Through conversations with key figures from both sides, she chronicled the concerns among residents that a campus police force might target them.
“I really tried to paint a picture of both sides of this, and understand why Johns Hopkins might want a police force on their campus,” says Osei, who is studying journalism at Northeastern. “I got a good picture of what was going on in that community, and the push-pull there.”
This is just one example of the five months of reporting Osei did as a Northeastern co-op at the Chronicle of Higher Education in Washington, D.C. The publication honored Osei with the 2019 David W. Miller Award for Young Journalists, and recognized her “rich, balanced sourcing” and “expressive language and eye for detail.”
“I was thrilled to get the award and I’m appreciative of hearing from reporters and editors that I respected,” says Osei. “To hear that they felt so strongly about my reporting, that’s definitely validating.”

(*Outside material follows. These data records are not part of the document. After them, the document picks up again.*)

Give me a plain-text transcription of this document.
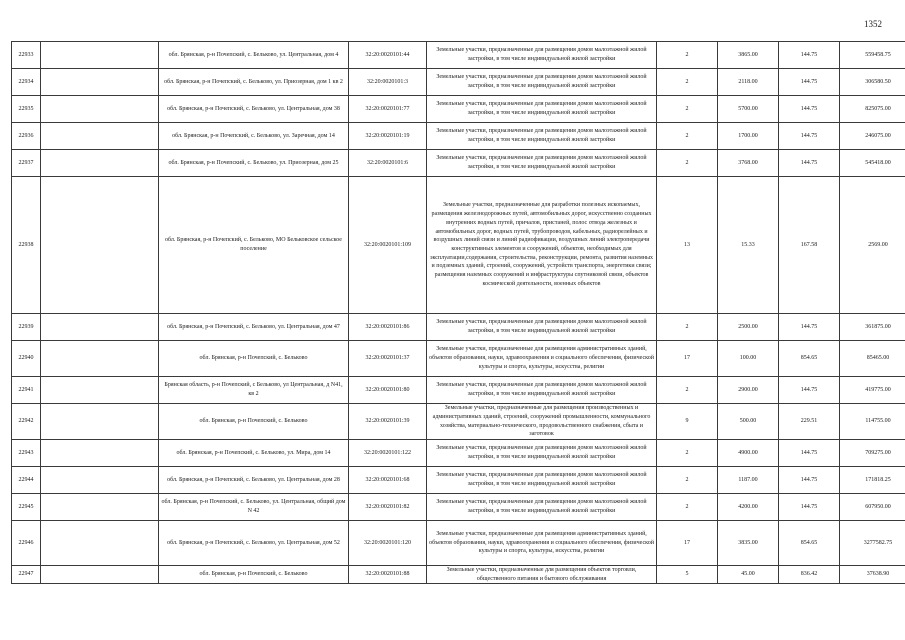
1352
22933		обл. Брянская, р-н Почепский, с. Бельково, ул. Центральная, дом 4	32:20:0020101:44	Земельные участки, предназначенные для размещения домов малоэтажной жилой застройки, в том числе индивидуальной жилой застройки	2	3865.00	144.75	559458.75
22934		обл. Брянская, р-н Почепский, с. Бельково, ул. Приозерная, дом 1 кв 2	32:20:0020101:3	Земельные участки, предназначенные для размещения домов малоэтажной жилой застройки, в том числе индивидуальной жилой застройки	2	2118.00	144.75	306580.50
22935		обл. Брянская, р-н Почепский, с. Бельково, ул. Центральная, дом 38	32:20:0020101:77	Земельные участки, предназначенные для размещения домов малоэтажной жилой застройки, в том числе индивидуальной жилой застройки	2	5700.00	144.75	825075.00
22936		обл. Брянская, р-н Почепский, с. Бельково, ул. Заречная, дом 14	32:20:0020101:19	Земельные участки, предназначенные для размещения домов малоэтажной жилой застройки, в том числе индивидуальной жилой застройки	2	1700.00	144.75	246075.00
22937		обл. Брянская, р-н Почепский, с. Бельково, ул. Приозерная, дом 25	32:20:0020101:6	Земельные участки, предназначенные для размещения домов малоэтажной жилой застройки, в том числе индивидуальной жилой застройки	2	3768.00	144.75	545418.00
22938		обл. Брянская, р-н Почепский, с. Бельково, МО Бельковское сельское поселение	32:20:0020101:109	Земельные участки, предназначенные для разработки полезных ископаемых, размещения железнодорожных путей, автомобильных дорог, искусственно созданных внутренних водных путей, причалов, пристаней, полос отвода железных и автомобильных дорог, водных путей, трубопроводов, кабельных, радиорелейных и воздушных линий связи и линий радиофикации, воздушных линий электропередачи конструктивных элементов и сооружений, объектов, необходимых для эксплуатации,содержания, строительства, реконструкции, ремонта, развития наземных и подземных зданий, строений, сооружений, устройств транспорта, энергетики связи; размещения наземных сооружений и инфраструктуры спутниковой связи, объектов космической деятельности, военных объектов	13	15.33	167.58	2569.00
22939		обл. Брянская, р-н Почепский, с. Бельково, ул. Центральная, дом 47	32:20:0020101:86	Земельные участки, предназначенные для размещения домов малоэтажной жилой застройки, в том числе индивидуальной жилой застройки	2	2500.00	144.75	361875.00
22940		обл. Брянская, р-н Почепский, с. Бельково	32:20:0020101:37	Земельные участки, предназначенные для размещения административных зданий, объектов образования, науки, здравоохранения и социального обеспечения, физической культуры и спорта, культуры, искусства, религии	17	100.00	854.65	85465.00
22941		Брянская область, р-н Почепский, с Бельково, ул Центральная, д N41, кв 2	32:20:0020101:80	Земельные участки, предназначенные для размещения домов малоэтажной жилой застройки, в том числе индивидуальной жилой застройки	2	2900.00	144.75	419775.00
22942		обл. Брянская, р-н Почепский, с. Бельково	32:20:0020101:39	Земельные участки, предназначенные для размещения производственных и административных зданий, строений, сооружений промышленности, коммунального хозяйства, материально-технического, продовольственного снабжения, сбыта и заготовок	9	500.00	229.51	114755.00
22943		обл. Брянская, р-н Почепский, с. Бельково, ул. Мира, дом 14	32:20:0020101:122	Земельные участки, предназначенные для размещения домов малоэтажной жилой застройки, в том числе индивидуальной жилой застройки	2	4900.00	144.75	709275.00
22944		обл. Брянская, р-н Почепский, с. Бельково, ул. Центральная, дом 28	32:20:0020101:68	Земельные участки, предназначенные для размещения домов малоэтажной жилой застройки, в том числе индивидуальной жилой застройки	2	1187.00	144.75	171818.25
22945		обл. Брянская, р-н Почепский, с. Бельково, ул. Центральная, общий дом N 42	32:20:0020101:82	Земельные участки, предназначенные для размещения домов малоэтажной жилой застройки, в том числе индивидуальной жилой застройки	2	4200.00	144.75	607950.00
22946		обл. Брянская, р-н Почепский, с. Бельково, ул. Центральная, дом 52	32:20:0020101:120	Земельные участки, предназначенные для размещения административных зданий, объектов образования, науки, здравоохранения и социального обеспечения, физической культуры и спорта, культуры, искусства, религии	17	3835.00	854.65	3277582.75
22947		обл. Брянская, р-н Почепский, с. Бельково	32:20:0020101:88	Земельные участки, предназначенные для размещения объектов торговли, общественного питания и бытового обслуживания	5	45.00	836.42	37638.90
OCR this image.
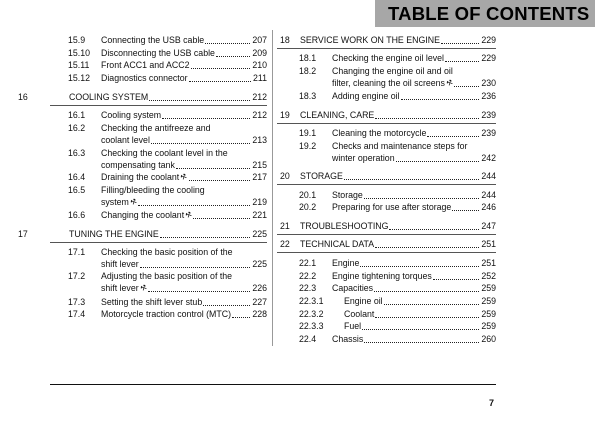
TABLE OF CONTENTS
15.9 Connecting the USB cable	207
15.10 Disconnecting the USB cable	209
15.11 Front ACC1 and ACC2	210
15.12 Diagnostics connector	211
16	COOLING SYSTEM	212
16.1 Cooling system	212
16.2 Checking the antifreeze and
coolant level	213
16.3 Checking the coolant level in the
compensating tank	215
16.4 Draining the coolant ⚒	217
16.5 Filling/bleeding the cooling
system ⚒	219
16.6 Changing the coolant ⚒	221
17	TUNING THE ENGINE	225
17.1 Checking the basic position of the
shift lever	225
17.2 Adjusting the basic position of the
shift lever ⚒	226
17.3 Setting the shift lever stub	227
17.4 Motorcycle traction control (MTC) 228
18 SERVICE WORK ON THE ENGINE	229
18.1 Checking the engine oil level	229
18.2 Changing the engine oil and oil
filter, cleaning the oil screens ⚒	230
18.3 Adding engine oil	236
19 CLEANING, CARE	239
19.1 Cleaning the motorcycle	239
19.2 Checks and maintenance steps for
winter operation	242
20 STORAGE	244
20.1 Storage	244
20.2 Preparing for use after storage	246
21 TROUBLESHOOTING	247
22 TECHNICAL DATA	251
22.1 Engine	251
22.2 Engine tightening torques	252
22.3 Capacities	259
22.3.1 Engine oil	259
22.3.2 Coolant	259
22.3.3 Fuel	259
22.4 Chassis	260
7
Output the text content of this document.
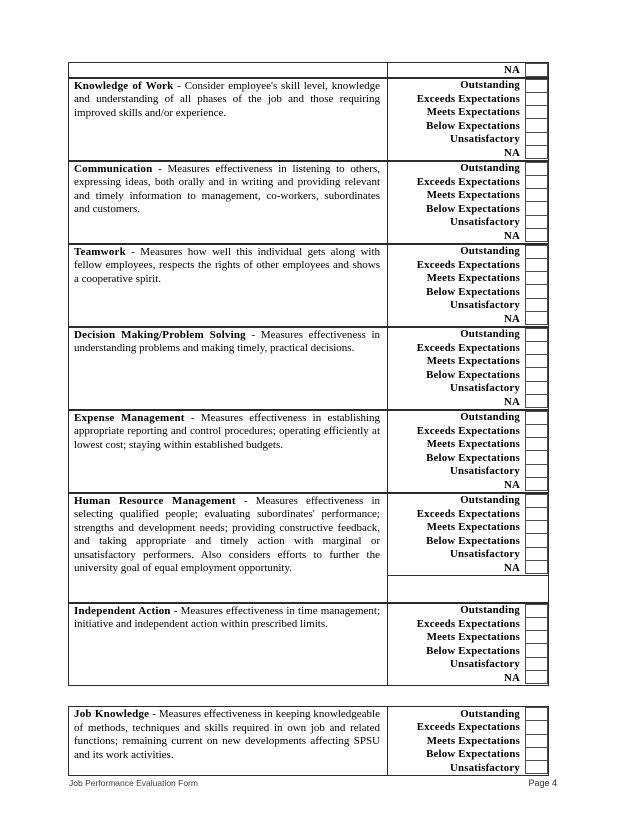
NA
Knowledge of Work - Consider employee's skill level, knowledge and understanding of all phases of the job and those requiring improved skills and/or experience.
Outstanding
Exceeds Expectations
Meets Expectations
Below Expectations
Unsatisfactory
NA
Communication - Measures effectiveness in listening to others, expressing ideas, both orally and in writing and providing relevant and timely information to management, co-workers, subordinates and customers.
Outstanding
Exceeds Expectations
Meets Expectations
Below Expectations
Unsatisfactory
NA
Teamwork - Measures how well this individual gets along with fellow employees, respects the rights of other employees and shows a cooperative spirit.
Outstanding
Exceeds Expectations
Meets Expectations
Below Expectations
Unsatisfactory
NA
Decision Making/Problem Solving - Measures effectiveness in understanding problems and making timely, practical decisions.
Outstanding
Exceeds Expectations
Meets Expectations
Below Expectations
Unsatisfactory
NA
Expense Management - Measures effectiveness in establishing appropriate reporting and control procedures; operating efficiently at lowest cost; staying within established budgets.
Outstanding
Exceeds Expectations
Meets Expectations
Below Expectations
Unsatisfactory
NA
Human Resource Management - Measures effectiveness in selecting qualified people; evaluating subordinates' performance; strengths and development needs; providing constructive feedback, and taking appropriate and timely action with marginal or unsatisfactory performers. Also considers efforts to further the university goal of equal employment opportunity.
Outstanding
Exceeds Expectations
Meets Expectations
Below Expectations
Unsatisfactory
NA
Independent Action - Measures effectiveness in time management; initiative and independent action within prescribed limits.
Outstanding
Exceeds Expectations
Meets Expectations
Below Expectations
Unsatisfactory
NA
Job Knowledge - Measures effectiveness in keeping knowledgeable of methods, techniques and skills required in own job and related functions; remaining current on new developments affecting SPSU and its work activities.
Outstanding
Exceeds Expectations
Meets Expectations
Below Expectations
Unsatisfactory
Job Performance Evaluation Form	Page 4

In addition to her Baltimore reporting, she was also recognized for her articles documenting what happens to students when their universities shut down, and examining how Boston is affected by the tax-exempt status of its many nonprofit organizations.
What allowed Osei to thrive, she says, was the environment at the Chronicle, specifically the freedom she was given as a co-op to seek out and pitch her own stories.
“They were really open about letting me write what I wanted to write about within higher education, whether that was topics to do with student life, administration, or community relations,” Osei says. “There wasn’t any internal push to get me to do lesser stories.”
Osei says she came to her co-op at the Chronicle with an interest in education reporting because it’s a topic that affects everyone in the community.
“Because education is so expansive, it’s a topic that touches parents, anyone who has been through school, and anyone who is going back to school,” Osei says. “It’s almost a universal way to get people engaged in what’s going on in their communities.”
Osei followed her time at the Chronicle with an internship at Chalkbeat, a nonprofit news organization that covers elementary and secondary education. She says those two experiences, as well as the award, have cemented reporting in education as the career path she plans to pursue.
“For me, I left the Chronicle knowing that I wanted to continue doing education reporting and stay on this path,” Osei says. “That award was confirmation that I’m headed in the right direction and that the work I’m doing is good.”